Le concept de phonème est un des points forts des discussions des linguistes et des psychologues en URSS des années 1920-1930, comme en témoigne l’article de Strelkov qui laisse la parole aux divers chercheurs et comparant leurs points de vue.
S.M. Dobrogaev, dont la conception est au centre de l’analyse, étudie la nature psychique du phonème. Il propose une approche du phonème comme réflexe, étudie son côté physiologique et anatomique, mais laisse de côté sa fonction de signal et de symbole. Le phonème est selon Strelkov « un son qui a reçu une qualification sociale ».
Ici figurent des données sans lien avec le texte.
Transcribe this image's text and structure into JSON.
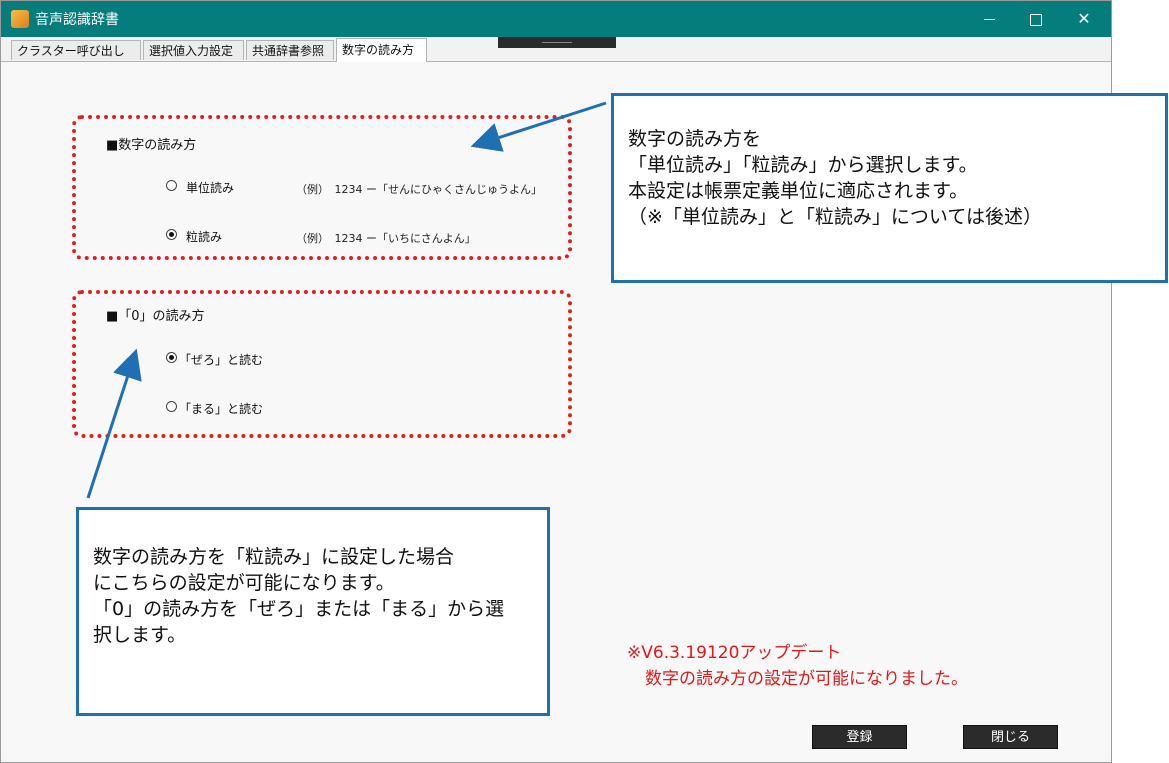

Strelkov passe en revue toutes les conceptions du phonème qui existaient à cette époque-là, ce qui présente un grand intérêt pour les historiens de la linguistique. Ce qu’il reproche cependant à tous les chercheurs, c’est le fait qu’ils ne mettent pas assez en avant la nature sociale du phonème, comme élément d’un système concret de la langue. Mais en même temps, le phonème comme type sonore qui se découvre lors du processus de la parole dans toute la variété de ses nuances.
L’article propose ainsi une vision du phonème que nous pourrions qualifier de sociologique : c’est la collectivité langagière qui détermine ce qui doit être considéré comme phonème, et non pas un physicien ni un physiologiste, même munis d’appareils les plus modernes.